Helen Hildebrandt (Tunisia 1966–68, Senegal 1973–75)
6:18 pm
MY NAME IS Helen Hildebrandt. I am from Wheat Ridge and Lakewood, Colorado. I was a kindergarten teacher in Sidi Amor Bou Hadjla, Tunisia and an English teacher in Bizerte, Tunisia from 1966 to 1968, and an English teacher in Ziguinchor, Senegal from 1973 to 1975.
I have many vivid memories of my Peace Corps experiences. I can still see the Bizerte children happily playing barefooted at the community water faucet. I remember the frail Tunisian man who carried our two beds on his head all the way across the capital city of Tunis. I recall the 14-year-old Senegalese student who implored me to accept his homework paper in spite of the burnt fringes explaining that his young sister had knocked over the candle while he was studying and he couldn’t spare another sheet of paper. And I reflect on the Senegalese man who walked three hours each way in the tropical African sun to work in a neighboring town. These and other Peace Corps experiences served to reaffirm my belief in the dignity of the human condition.
But one of my first encounters symbolizes it exceedingly well. It happened in the spring of 1966 about six weeks after arriving in the village of Sidi Amor Bou Hadjla, Tunisia. I heard a commotion one day while I was inside with my young preschoolers. I walked outside and saw a Bedouin woman at the gate of the kindergarten. She was beautifully regaled in bright red Bedouin cloths with silver jewelry jangling and sparkling in the morning sun, and she carried a small bundle. I came up to her and asked what the matter was.
She held out her arms and, with piercing eyes, spoke to me. I didn’t understand what she said. She repeated in a pleading Bedouin tongue. I looked quizzically at my Tunisian counterpart, and she explained in Arabic I could understand. The Bedouin woman continued to thrust her arms toward me – arms which held a small baby. She wanted me to take her baby back to America. She offered life in its purest, most innocent form to a complete stranger – to an American Peace Corps Volunteer. She offered a child of one generation to that of another, a child of one heritage to that of another. The love she had cannot be measured, and the trust she showed was pure. How would we have known about her gift if the Peace Corps had not been there? Finally convinced of its impossibility, she sadly turned and stoically walked away – disappearing into the desert horizon. She knows not how deeply she touch my life.

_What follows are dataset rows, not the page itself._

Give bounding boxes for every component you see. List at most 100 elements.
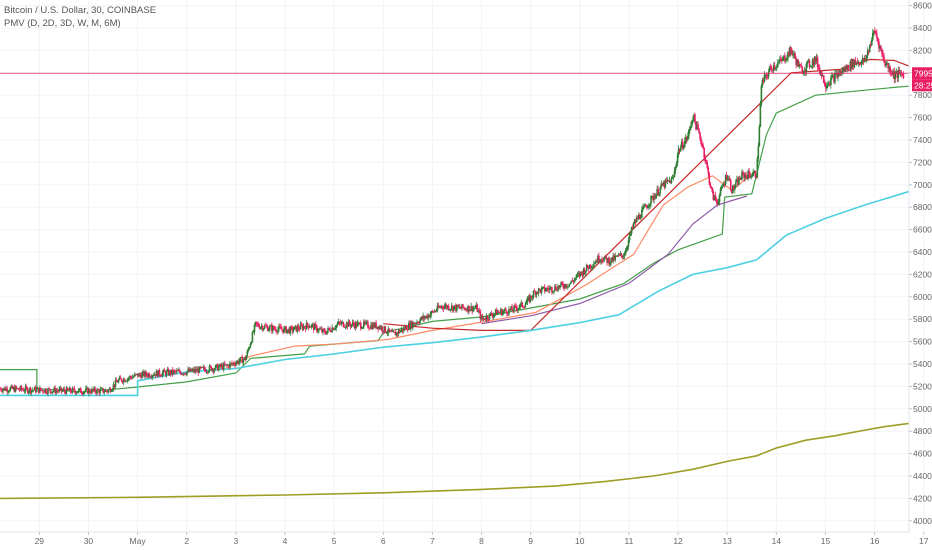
candle-body-227 [231,362,233,364]
candle-body-221 [225,364,227,366]
candle-body-539 [550,287,552,288]
candle-body-461 [470,305,472,310]
candle-body-88 [89,389,91,393]
candle-body-481 [490,313,493,316]
candle-body-583 [595,261,597,264]
candle-body-858 [876,33,878,39]
candle-body-449 [458,306,460,308]
candle-body-727 [742,171,744,174]
candle-body-59 [59,387,62,389]
candle-body-360 [367,322,369,328]
candle-body-377 [384,326,387,333]
candle-body-506 [516,308,518,311]
candle-body-540 [551,287,553,292]
candle-body-667 [680,141,683,148]
candle-body-795 [811,60,814,66]
candle-body-683 [697,124,699,130]
candle-body-122 [123,378,126,382]
candle-body-589 [601,259,603,262]
candle-body-731 [746,176,748,179]
candle-body-340 [346,322,349,327]
candle-body-94 [95,391,97,394]
candle-body-426 [434,310,437,312]
candle-body-866 [884,62,886,66]
candle-body-254 [258,326,261,329]
candle-body-402 [410,321,412,329]
y-tick-label-4: 4800.00 [913,426,932,436]
candle-body-179 [182,373,184,375]
candle-body-867 [885,63,887,66]
candle-body-597 [609,262,611,265]
candle-body-581 [592,263,595,267]
candle-body-297 [302,326,305,330]
candle-body-724 [739,177,741,180]
candle-body-742 [757,146,760,159]
candle-body-78 [78,388,81,390]
candle-body-67 [67,389,70,391]
candle-body-732 [747,171,749,179]
candle-body-11 [10,385,13,388]
candle-body-169 [171,369,174,374]
y-tick-label-5: 5000.00 [913,404,932,414]
candle-body-141 [143,371,145,377]
candle-body-349 [355,322,358,327]
candle-body-634 [647,206,649,209]
candle-body-752 [767,71,770,77]
candle-body-247 [251,332,254,343]
candle-body-132 [134,374,136,377]
candle-body-232 [236,360,238,363]
candle-body-613 [625,248,628,251]
candle-body-504 [514,305,516,307]
candle-body-224 [228,365,230,368]
candle-body-391 [398,330,401,333]
candle-body-301 [306,322,309,326]
candle-body-27 [26,387,29,393]
candle-body-502 [512,310,514,312]
candle-body-34 [33,387,36,390]
candle-body-216 [219,364,222,367]
candle-body-525 [535,291,538,295]
candle-body-157 [159,375,162,376]
candle-body-842 [859,63,862,65]
candle-body-555 [566,286,569,288]
candle-body-401 [409,323,411,329]
candle-body-646 [659,187,662,194]
candle-body-572 [583,269,586,274]
time-axis[interactable]: 2930May23456789101112131415161718 [35,532,932,546]
candle-body-284 [289,326,292,334]
candle-body-601 [613,255,616,260]
candle-body-163 [165,371,168,376]
candle-body-609 [621,255,624,258]
candle-body-217 [220,365,223,367]
candle-body-513 [523,307,526,308]
indicator-title[interactable]: PMV (D, 2D, 3D, W, M, 6M) [4,18,121,29]
candle-body-307 [312,324,315,330]
candle-body-326 [332,327,334,331]
candle-body-213 [216,364,219,371]
candle-body-654 [667,180,670,181]
candle-body-114 [115,380,118,382]
candle-body-125 [126,378,129,381]
candle-body-670 [683,141,686,147]
candle-body-246 [250,342,253,344]
candle-body-127 [128,376,131,378]
candle-body-846 [863,58,866,62]
candle-body-39 [39,387,41,393]
candle-body-98 [99,389,101,394]
candle-body-172 [174,371,177,372]
candle-body-730 [745,174,747,177]
candle-body-275 [280,327,282,330]
candle-body-434 [442,307,445,309]
symbol-title[interactable]: Bitcoin / U.S. Dollar, 30, COINBASE [4,5,157,16]
candle-body-421 [429,314,432,318]
candle-body-149 [151,375,154,378]
candle-body-243 [247,348,250,351]
candle-body-142 [144,371,146,377]
candle-body-602 [614,255,617,260]
candle-body-234 [238,361,240,364]
candle-body-196 [199,366,202,368]
candle-body-107 [108,388,111,391]
candle-body-113 [114,380,117,387]
candle-body-628 [641,209,643,218]
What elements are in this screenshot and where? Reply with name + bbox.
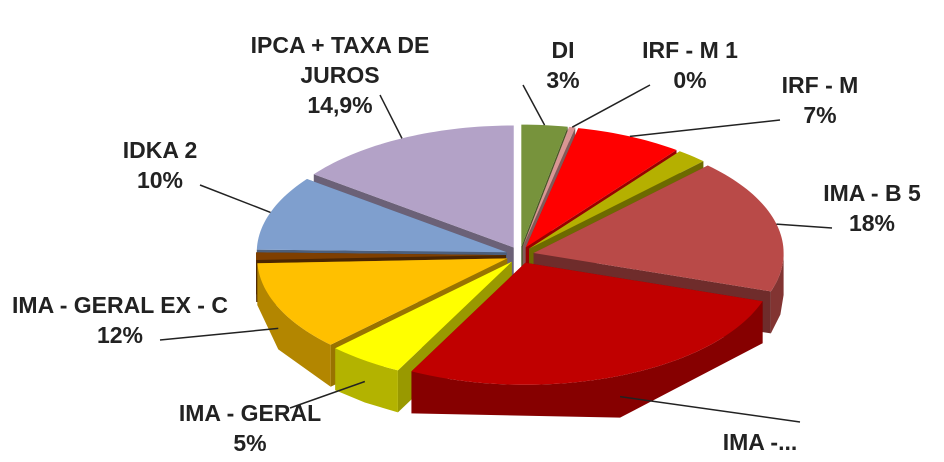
value-label: 5% [233, 430, 267, 456]
slice-top [521, 124, 568, 247]
slice-top [256, 252, 507, 261]
slice [411, 262, 763, 418]
slice-top [256, 179, 507, 253]
value-label: 3% [546, 67, 580, 93]
leader-line [199, 184, 271, 214]
slice-label: IRF - M 7% [782, 70, 859, 130]
leader-line [159, 327, 279, 341]
slice-top [257, 258, 508, 345]
slice-side [257, 263, 331, 387]
leader-line [776, 223, 833, 229]
value-label: 0% [673, 67, 707, 93]
category-name: IPCA + TAXA DE JUROS [250, 32, 430, 88]
leader-line [619, 395, 801, 423]
slice-label: IMA - B 5 18% [823, 178, 921, 238]
slice-side [411, 301, 763, 418]
slice-top [533, 165, 784, 292]
slice-label: IMA -... [723, 427, 798, 457]
value-label: 14,9% [307, 92, 373, 118]
category-name: IMA -... [722, 429, 798, 455]
slice-top [335, 261, 512, 371]
category-name: IRF - M [781, 72, 859, 98]
category-name: IMA - B 5 [823, 180, 921, 206]
slice-label: IDKA 2 10% [123, 135, 198, 195]
slice-top [313, 125, 514, 248]
slice-top [411, 262, 763, 385]
leader-line [379, 94, 403, 139]
leader-line [522, 84, 546, 126]
slice-label: IRF - M 1 0% [642, 35, 738, 95]
leader-line [629, 119, 781, 138]
slice-label: DI 3% [546, 35, 579, 95]
value-label: 18% [848, 210, 896, 236]
category-name: DI [551, 37, 575, 63]
slice-label: IMA - GERAL 5% [179, 398, 321, 458]
category-name: IDKA 2 [122, 137, 198, 163]
leader-line [289, 380, 366, 409]
slice-top [522, 126, 576, 247]
slice-top [529, 151, 704, 249]
slice-side [335, 348, 398, 413]
value-label: 7% [803, 102, 837, 128]
leader-line [571, 84, 651, 128]
category-name: IRF - M 1 [642, 37, 738, 63]
category-name: IMA - GERAL EX - C [12, 292, 228, 318]
slice-label: IMA - GERAL EX - C 12% [5, 290, 235, 350]
slice-label: IPCA + TAXA DE JUROS 14,9% [220, 30, 460, 120]
value-label: 10% [136, 167, 184, 193]
slice-top [525, 128, 677, 248]
category-name: IMA - GERAL [178, 400, 322, 426]
value-label: 12% [96, 322, 144, 348]
slice-side [770, 253, 784, 334]
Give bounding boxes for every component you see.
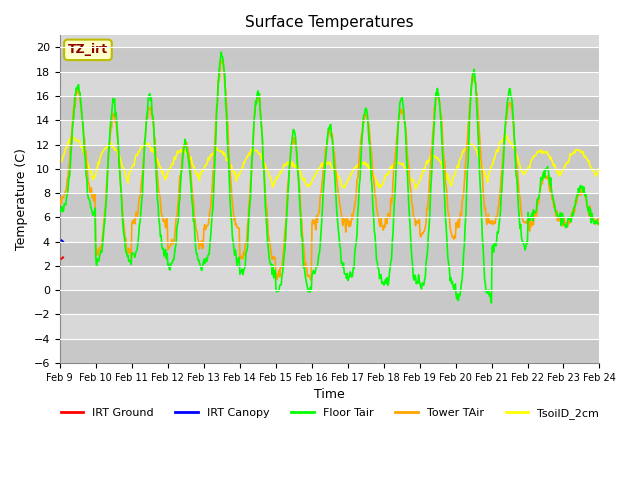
Bar [60,339,600,363]
Bar [60,193,600,217]
X-axis label: Time: Time [314,388,345,401]
Bar [60,169,600,193]
Bar [60,290,600,314]
Bar [60,314,600,339]
Bar [60,96,600,120]
Bar [60,72,600,96]
Bar [60,266,600,290]
Y-axis label: Temperature (C): Temperature (C) [15,148,28,250]
Bar [60,48,600,72]
Bar [60,217,600,241]
Legend: IRT Ground, IRT Canopy, Floor Tair, Tower TAir, TsoilD_2cm: IRT Ground, IRT Canopy, Floor Tair, Towe… [56,403,603,423]
Title: Surface Temperatures: Surface Temperatures [245,15,414,30]
Bar [60,120,600,144]
Text: TZ_irt: TZ_irt [68,43,108,56]
Bar [60,144,600,169]
Bar [60,241,600,266]
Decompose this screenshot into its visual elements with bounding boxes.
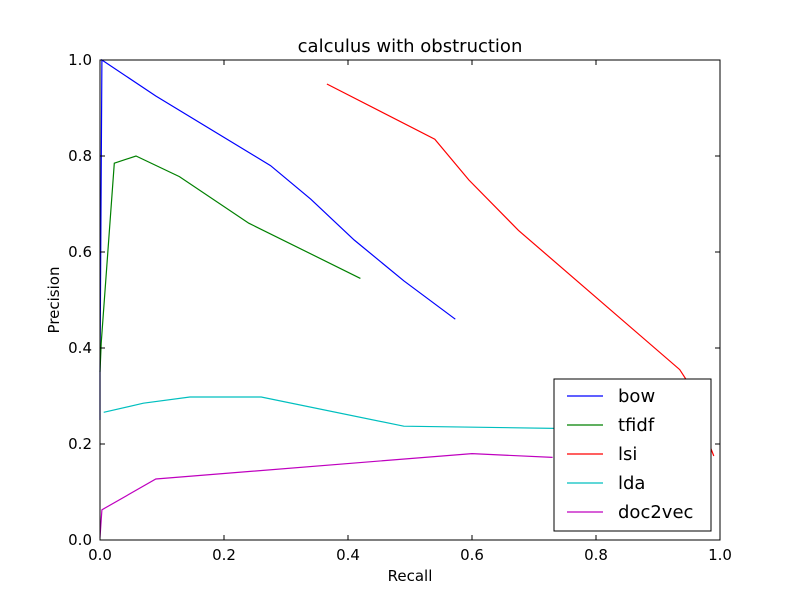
x-tick-label: 0.4 [336,546,360,564]
legend-label-lda: lda [618,473,645,494]
plot-frame [99,59,721,541]
legend: bow tfidf lsi lda doc2vec [553,378,712,532]
x-tick-label: 0.2 [212,546,236,564]
y-axis-label: Precision [45,267,63,334]
legend-label-tfidf: tfidf [618,415,655,436]
series-line-bow [99,58,456,420]
y-tick-label: 0.8 [68,147,92,165]
x-tick-label: 0.6 [460,546,484,564]
legend-label-lsi: lsi [618,444,637,465]
y-tick-label: 1.0 [68,51,92,69]
x-tick-label: 1.0 [708,546,732,564]
series-line-tfidf [99,155,361,373]
y-tick-label: 0.6 [68,243,92,261]
chart-title: calculus with obstruction [298,36,523,57]
legend-label-doc2vec: doc2vec [618,502,693,523]
x-tick-label: 0.8 [584,546,608,564]
series-line-doc2vec [99,452,553,538]
legend-box [553,378,712,532]
y-tick-label: 0.4 [68,339,92,357]
tick-layer: 0.0 0.2 0.4 0.6 0.8 1.0 0.0 0.2 0.4 0.6 0.8 1.0 [68,51,732,564]
x-axis-label: Recall [388,567,433,585]
y-tick-label: 0.2 [68,435,92,453]
series-line-lda [103,396,572,430]
legend-label-bow: bow [618,386,655,407]
y-tick-label: 0.0 [68,531,92,549]
x-tick-label: 0.0 [88,546,112,564]
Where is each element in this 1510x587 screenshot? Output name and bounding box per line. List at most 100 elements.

One sleepless night I was wrestling with the turmoil in our world. It seems that a basic element is missing in our intercultural relationship. That element is BONDING. I would like to leave you with the following thought:
If we bond with one another
by holding dear
what is common to everyone,
and
Celebrate the cultural aspects
that distinguish us,
then
We can ensure a truly rich life
for all humanity,
and
Explore the essence of our universe.